Amendment of Article 203 of the Constitution

Article 203 sub-article (1) of the Constitution is amended — (a) by deleting paragraph (f) and substituting therefor the following new paragraph- (f) development and other needs of wards in the counties;

(b) deleting paragraph (g) and substituting therefor the following new
paragraph- (g) economic disparities within and among wards in the counties
and the need to remedy them.

As stated, this amendment seeks to change Article 203 of the Constitution, specifically paragraph (f) and (g) of sub-article 1. Article 203 deals with the criteria that should be followed in determining the amount of money that the national and county governments should get from the ordinary (tax) revenue raised at the national level, which is referred to as the Equitable Share.

Article 203(1) deals specifically with the division of revenue between the two levels of government (national and county) and hence these two amendments do not make sense (substituting ‘county’ with ‘ward’). The Constitution also envisages the two levels of government as the base for revenue sharing at the national level, while a ward is a micro-unit at the local level.

The provisions above relate to the vertical sharing of national revenue (between national and county governments) and also horizontal sharing (among the 47 county governments) which makes the counties the centres of regional development and governance, and not the wards.

This provision on the wards comes from another proposed additional amendment to article 203 that states that (4) To attain optimal development and to take services to the peoples’ doorsteps, counties shall adopt and use the Ward as the primary unit of accelerated development which in itself does not make sense since its meaning is unclear.

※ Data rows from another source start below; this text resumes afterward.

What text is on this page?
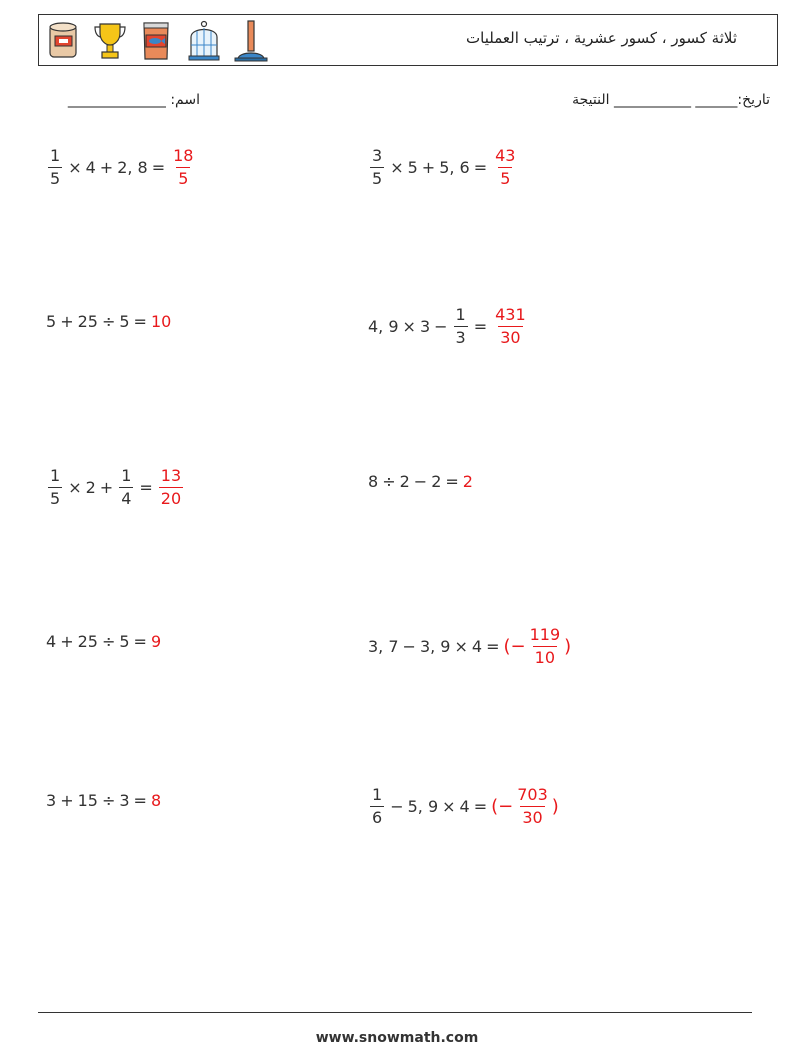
ثلاثة كسور ، كسور عشرية ، ترتيب العمليات
اسم: ______________	تاريخ:______ ___________ النتيجة
$\frac{1}{5} \times 4 + 2$, $8 = \frac{18}{5}$	$\frac{3}{5} \times 5 + 5$, $6 = \frac{43}{5}$
5 + 25 ÷ 5 = 10	4, $9 \times 3 - \frac{1}{3} = \frac{431}{30}$
$\frac{1}{5} \times 2 + \frac{1}{4} = \frac{13}{20}$	8 ÷ 2 − 2 = 2
4 + 25 ÷ 5 = 9	3, 7 − 3, 9 × 4 = (− $\frac{119}{10}$ )
3 + 15 ÷ 3 = 8	$\frac{1}{6} - 5$, 9 × 4 = (− $\frac{703}{30}$ )
www.snowmath.com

Edit: (4) To attain optimal development and to take services to the peoples’ doorsteps, counties shall adopt and use the Ward as the primary unit of accelerated development. It seems the intent of this amendment is to replace the Constituency Development Fund (CDF) with the Ward Development Fund (WDF). However, since there exist the WDF guidelines from the Controller of Budget, which state that WDF should target priority projects identified by the public, this amendment is already catered for in the regulations since the guidelines specify the Ward as the primary unit for priority development.

Article 203 sub-article (1) of the Constitution is amended — (c) in sub-article (2) by deleting the word “fifteen” appearing immediately after the words “not less than” and substituting therefor the word “thirty-five”.

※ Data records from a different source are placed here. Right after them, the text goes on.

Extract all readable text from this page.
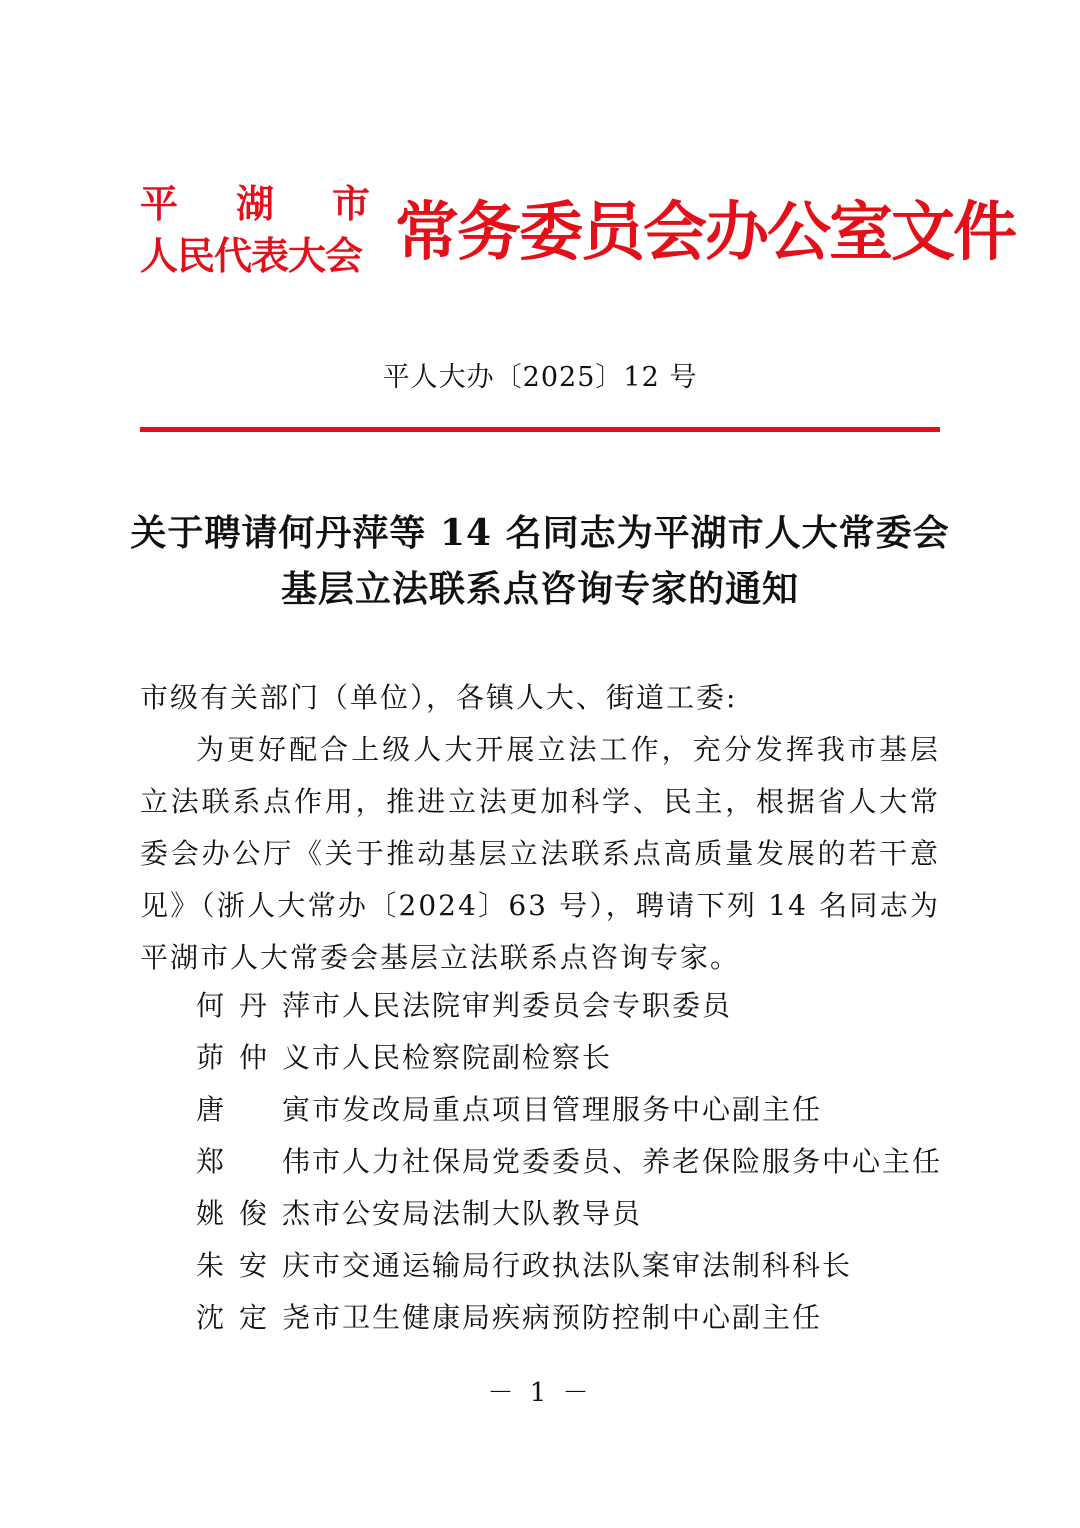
平 湖 市
人民代表大会 常务委员会办公室文件
平人大办〔2025〕12 号
关于聘请何丹萍等 14 名同志为平湖市人大常委会
基层立法联系点咨询专家的通知

市级有关部门（单位），各镇人大、街道工委:

为更好配合上级人大开展立法工作，充分发挥我市基层立法联系点作用，推进立法更加科学、民主，根据省人大常委会办公厅《关于推动基层立法联系点高质量发展的若干意见》（浙人大常办〔2024〕63 号），聘请下列 14 名同志为平湖市人大常委会基层立法联系点咨询专家。

何 丹 萍 市人民法院审判委员会专职委员
茆 仲 义 市人民检察院副检察长
唐 寅 市发改局重点项目管理服务中心副主任
郑 伟 市人力社保局党委委员、养老保险服务中心主任
姚 俊 杰 市公安局法制大队教导员
朱 安 庆 市交通运输局行政执法队案审法制科科长
沈 定 尧 市卫生健康局疾病预防控制中心副主任
－ 1 －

Article 203(2) of the Constitution states that “For every financial year, the equitable share of the revenue raised nationally that is allocated to county governments shall be not less than fifteen per cent of all revenue collected by the national government.”

This simply means that after the ordinary revenue is shared vertically between the national and the county governments (based on last audited accounts by the Auditor General that are approved by Parliament), the amount that the counties receive (in equitable share) should not be less than 15% of all the ordinary revenue.

There has been contention in the past that 15% is ‘too small” and that it is unfair for counties to get 15% while the national government remains with 85%. The former Coalition for Reforms and Democracy (CORD, now NASA) proposed an Okoa Kenya referendum bill in the past that also, like the Punguza Mzigo Bill, intended to increase this share from 15% to 45%.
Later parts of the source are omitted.